Anyways, that is not what I put on the list. Yet, there are still some big concerns on my list so far. So what IS on my list of parental concerns?

  1. Aggression towards self and others. Courtney is aggressive both towards herself and others. I hate that this is the case. Most parents want to know what their child learn each day at school. The first thing I want to know is how aggressive was she? Who did she hurt? Did she bite herself? I would love to not have to worry about this some day. Instead I worry more and more each day. She is only getting bigger and stronger. Some day she may really hurt someone. Did you know her own sister is actually fearful of her at times?
  2. Statewide assessments. I know longer want Courtney to take statewide assessments. I may have read somewhere that once you are excused from statewide assessments you are making the choice that the child will not be eligible to receive an actual high school diploma. There you have it, at the age of 8, I’m already deciding that she will not receive a true high school diploma. Please someone correct me if I’m wrong though.
  3. Handwriting…why are we concentrating so much on handwriting. Is it awful that I’m mad at that? Courtney really struggles with fine motor. Writing her name is VERY difficult. Though with a great deal of hard work, she is starting to do it. She is 8 years old and barely able to write her name and most wouldn’t be able to read it. My concern is are we focusing too much on handwriting when it will forever be insanely difficult for her? When are we going to focus on other methods of writing such as typing? So while some are angry that they barely teach 8 year olds cursive now, I’m going to fight for the teachers to stop working on handwriting period.
  4. Now for a big one. Wait…high school diploma wasn’t considered a big one? Nope…I have bigger fish to fry right now. Potty training. Potty training is one of the big ones. Is it time to try again. Will she ever get it?
  5. Oh wait…I have a bigger concern. And yes, this a concern I need to share with a teacher. This is not just a concern for her caregivers at home. PUBERTY! More specifically, PERIODS. But Erin, she’s only 8?! Yes, she is only 8, but we have heard of those little girls who get it by the time they are 9 and 10. Well that is just around the corner. When do we start discussing how staff will handle this when the time comes? How will school handle when my daughter who is still in a diaper get her period?
  6. So while I’m at it, why don’t I ask the question…what happens when I’m no longer here?

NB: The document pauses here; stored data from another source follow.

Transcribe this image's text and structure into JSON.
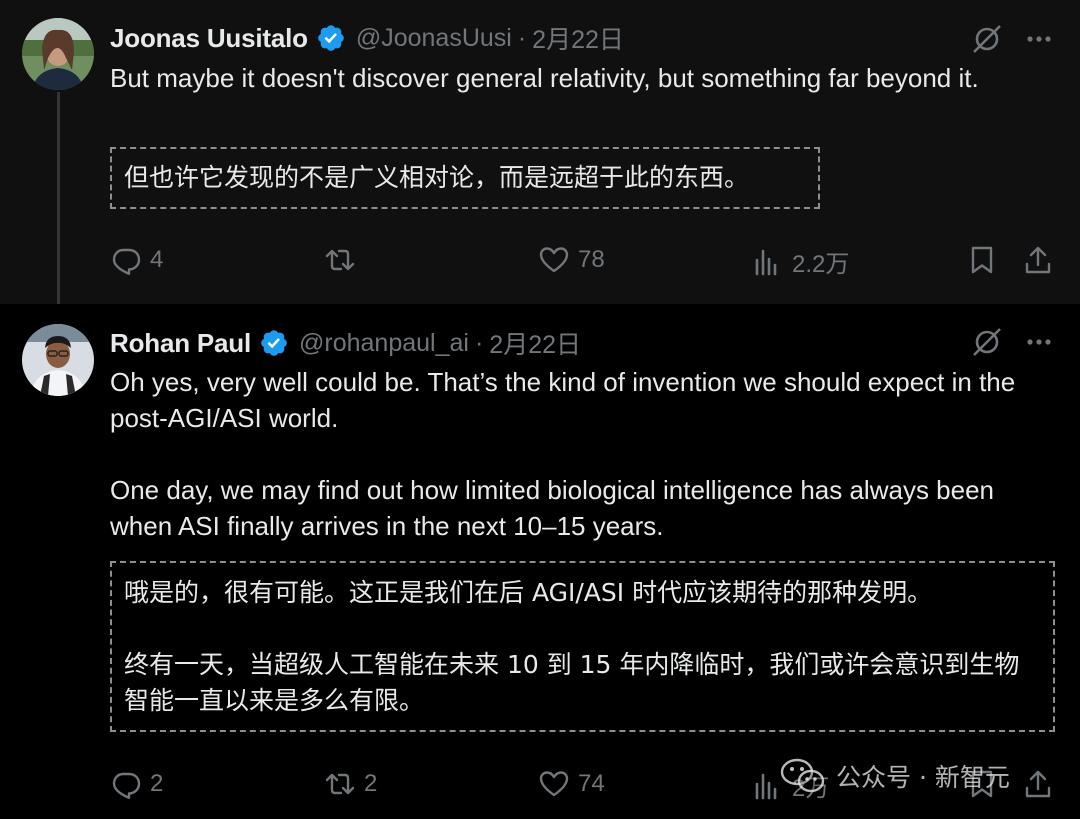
{
  "tweets": [
    {
      "author_name": "Joonas Uusitalo",
      "handle": "@JoonasUusi",
      "separator": "·",
      "date": "2月22日",
      "text": "But maybe it doesn't discover general relativity, but something far beyond it.",
      "translation": "但也许它发现的不是广义相对论，而是远超于此的东西。",
      "replies": "4",
      "retweets": "",
      "likes": "78",
      "views": "2.2万"
    },
    {
      "author_name": "Rohan Paul",
      "handle": "@rohanpaul_ai",
      "separator": "·",
      "date": "2月22日",
      "text_p1": "Oh yes, very well could be. That’s the kind of invention we should expect in the post-AGI/ASI world.",
      "text_p2": "One day, we may find out how limited biological intelligence has always been when ASI finally arrives in the next 10–15 years.",
      "translation_p1": "哦是的，很有可能。这正是我们在后 AGI/ASI 时代应该期待的那种发明。",
      "translation_p2": "终有一天，当超级人工智能在未来 10 到 15 年内降临时，我们或许会意识到生物智能一直以来是多么有限。",
      "replies": "2",
      "retweets": "2",
      "likes": "74",
      "views": "2万"
    }
  ],
  "watermark": {
    "text": "公众号 · 新智元",
    "icon": "wechat-icon"
  },
  "icons": {
    "reply": "reply-icon",
    "retweet": "retweet-icon",
    "like": "heart-icon",
    "views": "views-icon",
    "bookmark": "bookmark-icon",
    "share": "share-icon",
    "grok": "grok-icon",
    "more": "more-icon",
    "verified": "verified-badge-icon"
  },
  "colors": {
    "background": "#000000",
    "first_tweet_background": "#101010",
    "text": "#e7e9ea",
    "secondary_text": "#71767b",
    "verified": "#1d9bf0"
  }
}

There you have it. My answer to the loaded question, “do you have any parental concerns?” Yes, I do. I have some big ones. These are just a few of the ones that keep me up at night.

Just what I needed…

It was a very hard week. Courtney’s aggression was high, Alyssa’s anxiety was high and to top it off my mom had to have emergency brain surgery because of a brain bleed following a fall. This week sucked. This week almost broke me.

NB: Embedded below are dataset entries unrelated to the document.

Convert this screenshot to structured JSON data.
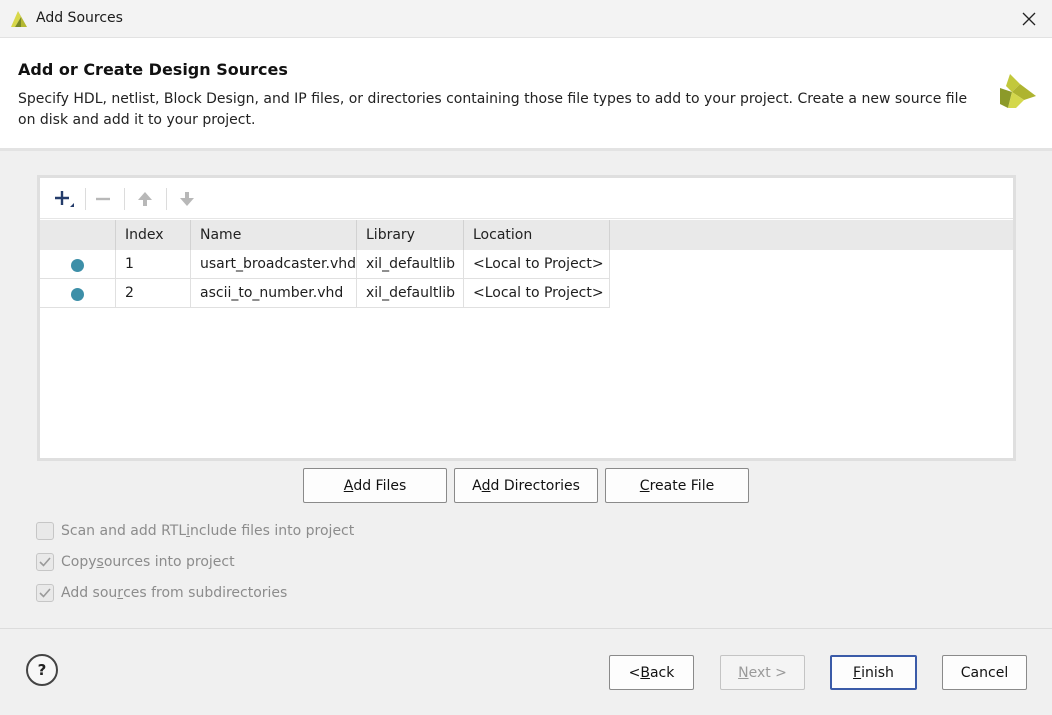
{
  "window": {
    "title": "Add Sources"
  },
  "header": {
    "title": "Add or Create Design Sources",
    "description": "Specify HDL, netlist, Block Design, and IP files, or directories containing those file types to add to your project. Create a new source file on disk and add it to your project."
  },
  "table": {
    "columns": [
      "",
      "Index",
      "Name",
      "Library",
      "Location"
    ],
    "rows": [
      {
        "index": "1",
        "name": "usart_broadcaster.vhd",
        "library": "xil_defaultlib",
        "location": "<Local to Project>"
      },
      {
        "index": "2",
        "name": "ascii_to_number.vhd",
        "library": "xil_defaultlib",
        "location": "<Local to Project>"
      }
    ]
  },
  "actions": {
    "add_files": {
      "pre": "",
      "key": "A",
      "post": "dd Files"
    },
    "add_dirs": {
      "pre": "A",
      "key": "d",
      "post": "d Directories"
    },
    "create_file": {
      "pre": "",
      "key": "C",
      "post": "reate File"
    }
  },
  "options": {
    "scan": {
      "pre": "Scan and add RTL ",
      "key": "i",
      "post": "nclude files into project",
      "checked": false
    },
    "copy": {
      "pre": "Copy ",
      "key": "s",
      "post": "ources into project",
      "checked": true
    },
    "subdirs": {
      "pre": "Add sou",
      "key": "r",
      "post": "ces from subdirectories",
      "checked": true
    }
  },
  "footer": {
    "help": "?",
    "back": {
      "pre": "< ",
      "key": "B",
      "post": "ack"
    },
    "next": {
      "pre": "",
      "key": "N",
      "post": "ext >"
    },
    "finish": {
      "pre": "",
      "key": "F",
      "post": "inish"
    },
    "cancel": "Cancel"
  },
  "colors": {
    "status_dot": "#3d8fa8",
    "logo": "#c2c83c",
    "primary_border": "#3b5ba8"
  },
  "icons": {
    "add": "plus-icon",
    "remove": "minus-icon",
    "up": "arrow-up-icon",
    "down": "arrow-down-icon",
    "close": "close-icon"
  }
}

Today my family had a birthday party for two of my nephews. My family needed this party. Only my dad can be with my mom in the hospital so we still went ahead with it. We needed to be together. So when Alyssa started to have a panic attack this morning because of the car ride, I dug my heals in and said we need to do this.

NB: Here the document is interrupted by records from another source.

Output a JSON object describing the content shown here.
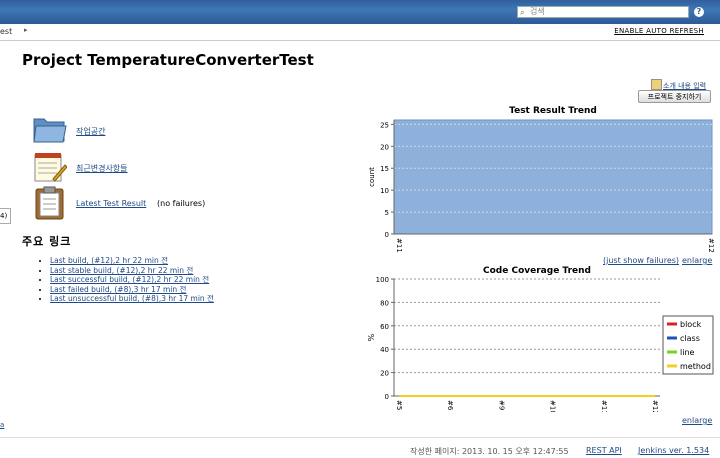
{
  "header": {
    "search_placeholder": "검색",
    "help": "?"
  },
  "breadcrumb": {
    "current": "est"
  },
  "actions": {
    "auto_refresh": "ENABLE AUTO REFRESH"
  },
  "project": {
    "title": "Project TemperatureConverterTest",
    "edit_description": "소개 내용 입력",
    "disable_button": "프로젝트 중지하기"
  },
  "items": {
    "workspace": "작업공간",
    "changes": "최근변경사항들",
    "latest_test_result": "Latest Test Result",
    "no_failures": "(no failures)"
  },
  "permalinks": {
    "title": "주요 링크",
    "links": [
      "Last build, (#12),2 hr 22 min 전",
      "Last stable build, (#12),2 hr 22 min 전",
      "Last successful build, (#12),2 hr 22 min 전",
      "Last failed build, (#8),3 hr 17 min 전",
      "Last unsuccessful build, (#8),3 hr 17 min 전"
    ]
  },
  "sidebar": {
    "tab": "4)",
    "link": "a"
  },
  "test_trend": {
    "just_show_failures": "(just show failures)",
    "enlarge": "enlarge"
  },
  "coverage_trend": {
    "enlarge": "enlarge"
  },
  "footer": {
    "generated": "작성한 페이지: 2013. 10. 15 오후 12:47:55",
    "rest_api": "REST API",
    "version": "Jenkins ver. 1.534"
  },
  "colors": {
    "header": "#3f77b8",
    "test_area": "#8eb1dc",
    "block": "#e02020",
    "class": "#2050c0",
    "line": "#80d020",
    "method": "#f0d020"
  },
  "chart_data": [
    {
      "type": "area",
      "title": "Test Result Trend",
      "ylabel": "count",
      "xlabel": "",
      "categories": [
        "#11",
        "#12"
      ],
      "series": [
        {
          "values": [
            26,
            26
          ]
        }
      ],
      "yticks": [
        0,
        5,
        10,
        15,
        20,
        25
      ],
      "ylim": [
        0,
        26
      ],
      "grid": true
    },
    {
      "type": "line",
      "title": "Code Coverage Trend",
      "ylabel": "%",
      "xlabel": "",
      "categories": [
        "#5",
        "#6",
        "#9",
        "#10",
        "#11",
        "#12"
      ],
      "yticks": [
        0,
        20,
        40,
        60,
        80,
        100
      ],
      "ylim": [
        0,
        100
      ],
      "legend": "right",
      "series": [
        {
          "name": "block",
          "values": [
            0,
            0,
            0,
            0,
            0,
            0
          ]
        },
        {
          "name": "class",
          "values": [
            0,
            0,
            0,
            0,
            0,
            0
          ]
        },
        {
          "name": "line",
          "values": [
            0,
            0,
            0,
            0,
            0,
            0
          ]
        },
        {
          "name": "method",
          "values": [
            0,
            0,
            0,
            0,
            0,
            0
          ]
        }
      ]
    }
  ]
}
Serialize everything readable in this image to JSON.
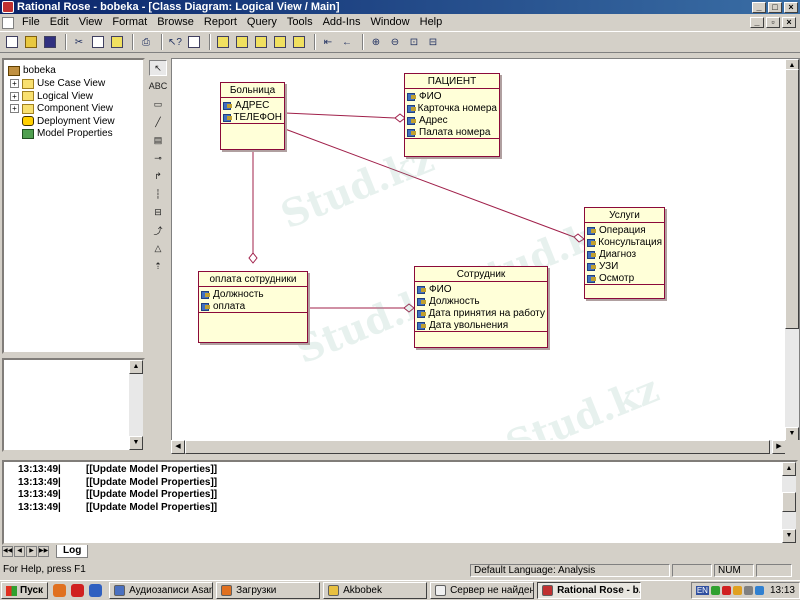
{
  "window": {
    "title": "Rational Rose - bobeka - [Class Diagram: Logical View / Main]"
  },
  "menu": [
    {
      "label": "File",
      "enabled": true
    },
    {
      "label": "Edit",
      "enabled": true
    },
    {
      "label": "View",
      "enabled": true
    },
    {
      "label": "Format",
      "enabled": true
    },
    {
      "label": "Browse",
      "enabled": true
    },
    {
      "label": "Report",
      "enabled": true
    },
    {
      "label": "Query",
      "enabled": true
    },
    {
      "label": "Tools",
      "enabled": true
    },
    {
      "label": "Add-Ins",
      "enabled": true
    },
    {
      "label": "Window",
      "enabled": true
    },
    {
      "label": "Help",
      "enabled": true
    }
  ],
  "browser": {
    "root": "bobeka",
    "items": [
      {
        "label": "Use Case View",
        "icon": "folder-icon",
        "expandable": true
      },
      {
        "label": "Logical View",
        "icon": "folder-icon",
        "expandable": true
      },
      {
        "label": "Component View",
        "icon": "folder-icon",
        "expandable": true
      },
      {
        "label": "Deployment View",
        "icon": "deployment-icon",
        "expandable": false
      },
      {
        "label": "Model Properties",
        "icon": "model-properties-icon",
        "expandable": false
      }
    ]
  },
  "toolbox": {
    "text_tool_label": "ABC"
  },
  "diagram": {
    "classes": {
      "hospital": {
        "name": "Больница",
        "attributes": [
          "АДРЕС",
          "ТЕЛЕФОН"
        ]
      },
      "patient": {
        "name": "ПАЦИЕНТ",
        "attributes": [
          "ФИО",
          "Карточка номера",
          "Адрес",
          "Палата номера"
        ]
      },
      "services": {
        "name": "Услуги",
        "attributes": [
          "Операция",
          "Консультация",
          "Диагноз",
          "УЗИ",
          "Осмотр"
        ]
      },
      "staff_payment": {
        "name": "оплата сотрудники",
        "attributes": [
          "Должность",
          "оплата"
        ]
      },
      "employee": {
        "name": "Сотрудник",
        "attributes": [
          "ФИО",
          "Должность",
          "Дата принятия на работу",
          "Дата увольнения"
        ]
      }
    },
    "watermark": "Stud.kz"
  },
  "log": {
    "entries": [
      {
        "time": "13:13:49|",
        "message": "[[Update Model Properties]]"
      },
      {
        "time": "13:13:49|",
        "message": "[[Update Model Properties]]"
      },
      {
        "time": "13:13:49|",
        "message": "[[Update Model Properties]]"
      },
      {
        "time": "13:13:49|",
        "message": "[[Update Model Properties]]"
      }
    ],
    "tab_label": "Log"
  },
  "statusbar": {
    "help": "For Help, press F1",
    "language": "Default Language: Analysis",
    "num": "NUM"
  },
  "taskbar": {
    "start_label": "Пуск",
    "tasks": [
      {
        "label": "Аудиозаписи Asan...",
        "active": false,
        "color": "#4a70c0"
      },
      {
        "label": "Загрузки",
        "active": false,
        "color": "#e07020"
      },
      {
        "label": "Akbobek",
        "active": false,
        "color": "#e8c040"
      },
      {
        "label": "Сервер не найден...",
        "active": false,
        "color": "#f0f0f0"
      },
      {
        "label": "Rational Rose - b...",
        "active": true,
        "color": "#c03030"
      }
    ],
    "tray_lang": "EN",
    "clock": "13:13"
  },
  "colors": {
    "class_fill": "#ffffd8",
    "class_border": "#8b0a3a",
    "relation_line": "#a0204a",
    "titlebar": "#0a246a"
  }
}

It wasn’t easy convincing her to get in the car but she was brave and did it anyways. Thanks to the help of her worry doll, Dramamine, sea bands and the music to her new favorite movie, Encanto, we made it to the party. And the best part is there were smiles in the car along the way. I got to a stop light and looked back and saw Alyssa and Courtney grabbing each other’s hands both with the biggest smile. So thankful for that red light so I could capture the moment!

I needed every moment of today. I needed a successful car ride. I needed to see my dad. I needed to see my siblings: I needed to see those beautiful smiles. It was just what I needed.